To conclude this part, with respect to the geographical and historical sources of an EU strategic culture, the fact that EU member states are diverse and consequently also have different national strategic cultures, complicates the development of an EU strategic culture. However, as the statements above show, there is nonetheless some convergence in terms of strategies as there are groups of countries, such as Germany, France and the UK, that share similar attitudes.
Political structure and institutions
A further source of strategic culture is the political aspect, especially in terms of the “organization of government and military institutions” that influences both the development of a strategy as well as the use of violence (Moore II 1998, 13).
It is striking to realize that over time and despite different geographies and historical experiences, all states in the EU have turned, at different time points and with different speeds of progress, into democracies according to Western perceptions (Hälker 2017, 244-326).
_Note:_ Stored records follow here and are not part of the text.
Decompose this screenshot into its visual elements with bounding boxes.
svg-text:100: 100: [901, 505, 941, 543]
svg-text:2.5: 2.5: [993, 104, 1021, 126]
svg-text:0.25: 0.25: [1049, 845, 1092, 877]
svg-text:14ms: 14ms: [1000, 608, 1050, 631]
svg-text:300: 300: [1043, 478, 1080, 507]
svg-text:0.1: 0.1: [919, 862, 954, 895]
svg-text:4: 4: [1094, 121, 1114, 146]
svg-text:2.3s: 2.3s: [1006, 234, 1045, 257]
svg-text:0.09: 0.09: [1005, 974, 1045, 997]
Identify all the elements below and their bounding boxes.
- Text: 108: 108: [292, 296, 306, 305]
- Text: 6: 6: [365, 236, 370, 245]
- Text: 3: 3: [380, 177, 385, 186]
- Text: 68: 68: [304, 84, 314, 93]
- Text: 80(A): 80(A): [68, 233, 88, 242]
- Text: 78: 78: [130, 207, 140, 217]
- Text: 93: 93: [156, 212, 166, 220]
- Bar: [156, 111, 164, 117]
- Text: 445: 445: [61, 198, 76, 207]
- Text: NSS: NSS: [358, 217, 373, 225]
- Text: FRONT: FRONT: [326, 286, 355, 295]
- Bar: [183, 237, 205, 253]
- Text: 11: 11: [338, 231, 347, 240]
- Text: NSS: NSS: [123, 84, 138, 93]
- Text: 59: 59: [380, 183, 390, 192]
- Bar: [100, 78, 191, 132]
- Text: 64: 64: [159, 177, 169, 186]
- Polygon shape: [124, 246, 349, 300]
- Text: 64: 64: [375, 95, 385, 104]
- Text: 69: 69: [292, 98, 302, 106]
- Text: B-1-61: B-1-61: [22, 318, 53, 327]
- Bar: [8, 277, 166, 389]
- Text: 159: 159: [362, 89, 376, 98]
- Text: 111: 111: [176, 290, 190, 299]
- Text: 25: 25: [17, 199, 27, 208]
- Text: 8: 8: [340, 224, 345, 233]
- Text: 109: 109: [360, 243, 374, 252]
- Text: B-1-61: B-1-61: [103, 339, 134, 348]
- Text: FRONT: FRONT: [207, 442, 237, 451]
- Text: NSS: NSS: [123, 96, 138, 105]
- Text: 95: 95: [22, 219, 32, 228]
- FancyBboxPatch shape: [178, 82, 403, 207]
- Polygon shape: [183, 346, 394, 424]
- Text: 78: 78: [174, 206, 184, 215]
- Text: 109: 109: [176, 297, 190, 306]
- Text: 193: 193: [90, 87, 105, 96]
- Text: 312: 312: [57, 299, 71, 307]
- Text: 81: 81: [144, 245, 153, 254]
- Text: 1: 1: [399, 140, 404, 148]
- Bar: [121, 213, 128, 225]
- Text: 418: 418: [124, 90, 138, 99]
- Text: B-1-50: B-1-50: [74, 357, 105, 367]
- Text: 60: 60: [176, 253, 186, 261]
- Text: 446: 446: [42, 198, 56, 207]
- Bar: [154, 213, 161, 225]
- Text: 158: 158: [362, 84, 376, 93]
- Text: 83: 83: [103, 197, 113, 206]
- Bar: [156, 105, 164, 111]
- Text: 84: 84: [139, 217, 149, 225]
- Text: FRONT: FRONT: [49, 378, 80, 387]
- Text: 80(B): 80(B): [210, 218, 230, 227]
There are differences in political structure and institutions, as there are still monarchies such as the constitutional one in the UK and the parliamentary monarchy in Sweden for example, but overall, the basis of the political structure of EU member states is quite similar. The creation of the EU is the result of this rapprochement and such a development implies that the member states also basically share the same values and norms regarding foreign and security policy, such as the preservation of peace, the development and consolidation of democracy, respectfulness for human rights and essential freedoms, etc. that are promoted by the Union (European Union 2018a).